Imaginez un GPS. Vous en avez sûrement déjà utilisé un, peut-être même aujourd’hui.
Ce GPS, il s’appuie sur une carte. Cette carte peut être très précise, très détaillée… et pourtant, ne pas être entièrement à jour. Une nouvelle route a été ouverte ? Elle peut ne pas apparaître. Un sens de circulation a changé ? Le GPS peut encore proposer l’ancien trajet.
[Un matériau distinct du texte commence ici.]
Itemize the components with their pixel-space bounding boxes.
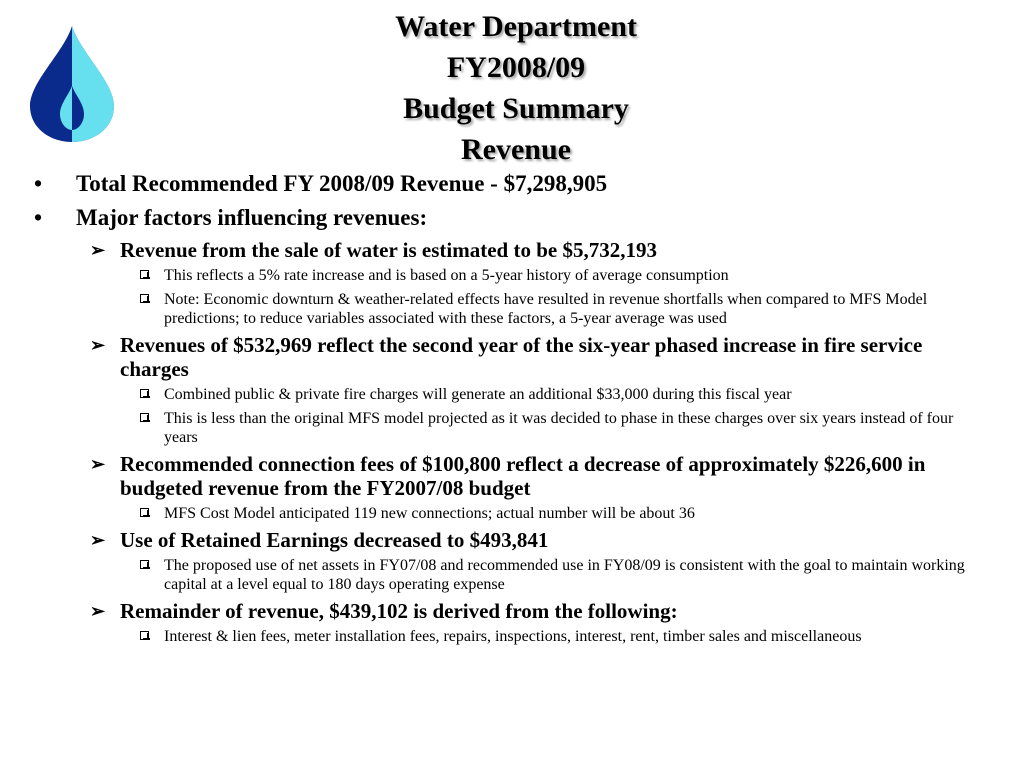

La carte reste ce qu’elle était au moment où elle a été préparée. Elle n’est pas en train de se réécrire en temps réel, toute seule.
Pour un modèle d’IA, l’idée est très proche.
On peut dire que le modèle a, lui aussi, sa “carte”. Elle n’est pas faite de routes, mais de connaissances apprises pendant une phase bien précise : l’entraînement. Tout ce qu’il “sait” vient de là. De ces données, et du moment où elles ont été utilisées.
Et là, un point clé apparaît.
Cela veut dire que ses connaissances ont une limite. Une limite de contenu… et une limite dans le temps. Ce qui s’est passé après la fin de l’entraînement n’est pas, spontanément, dans cette “carte interne”.
Une fois que le modèle est déployé, ce qu’il a appris reste globalement stable. Il ne se met pas, tout seul, à découvrir de nouveaux événements. Pour qu’il apprenne à nouveau, il faut une nouvelle phase d’entraînement, ou de réentraînement.
Prenons un instant.
Cette première idée est essentielle : le modèle n’est pas branché sur le monde en direct. Quand il répond, il s’appuie avant tout sur ce qu’il a déjà appris, pas sur un flux continu d’actualités.
Mais l’histoire ne s’arrête pas là.
Parce que, dans beaucoup de cas, l’outil que vous utilisez ne se contente pas de prendre votre question et de la donner telle quelle au modèle. L’application qui entoure le modèle peut faire un peu plus que ça.
Et c’est là que ça devient intéressant.
Avant d’envoyer la question au modèle, l’application peut lui ajouter des informations. Elle peut, par exemple, aller chercher des éléments récents dans un service connecté, dans une base de connaissances interne, via une API, ou simplement dans le contexte que vous avez fourni juste avant.
Résultat : le modèle ne répond plus seulement avec ce qu’il avait appris pendant son entraînement. Il répond aussi à partir de ce qu’on vient de lui donner, à la volée.
Mais attention.
Cela ne veut pas dire qu’il a mis à jour sa “carte interne”. Ses paramètres, eux, ne changent pas durablement. Ce nouvel élément, c’est plutôt comme une information superposée à la carte du GPS au moment où on calcule l’itinéraire.
La couche de fond reste la même. On vient juste ajouter quelque chose par-dessus, pour cette requête-là.
Et c’est précisément là que la confusion arrive souvent.
On a tendance à tout mélanger : le modèle et l’application. Pourtant, ce n’est pas du tout la même chose. Le modèle n’est qu’une partie du système. L’application, c’est l’ensemble de l’outil qui l’entoure, le pilote, ajoute des données, construit l’expérience.
Et cet outil peut enrichir les réponses avec des éléments récents. Des éléments que le modèle, tout seul, n’aurait jamais eus au moment de son entraînement.
À partir de là, un bon réflexe se dessine.
Quand une réponse mentionne un fait récent, posez-vous la question : d’où vient cette information ? Est-ce qu’elle faisait déjà partie de ce que le modèle avait appris avant son déploiement ? Ou bien est-ce l’application qui l’a ajoutée juste avant la réponse, depuis une source externe ou un contexte spécifique ?
Dans un cadre professionnel, ce petit réflexe change beaucoup de choses.
Une réponse peut sembler très claire, très assurée. Mais sa fiabilité ne dépend pas uniquement de la qualité du modèle. Elle dépend aussi de l’origine des informations utilisées.
Des connaissances internes, intégrées lors de l’entraînement, peuvent être solides… mais datées. Des informations externes, injectées au moment de la requête, peuvent être plus récentes… mais elles restent distinctes de ce que le modèle a réellement appris en profondeur.
Comprendre cette différence ne suffit pas à vérifier complètement une réponse. On est d’accord. Mais cela donne déjà un repère simple, concret, pour mieux lire et interpréter ce qu’un outil d’IA produit. Et pour savoir, plus lucidement, sur quoi vous êtes en train de vous appuyer.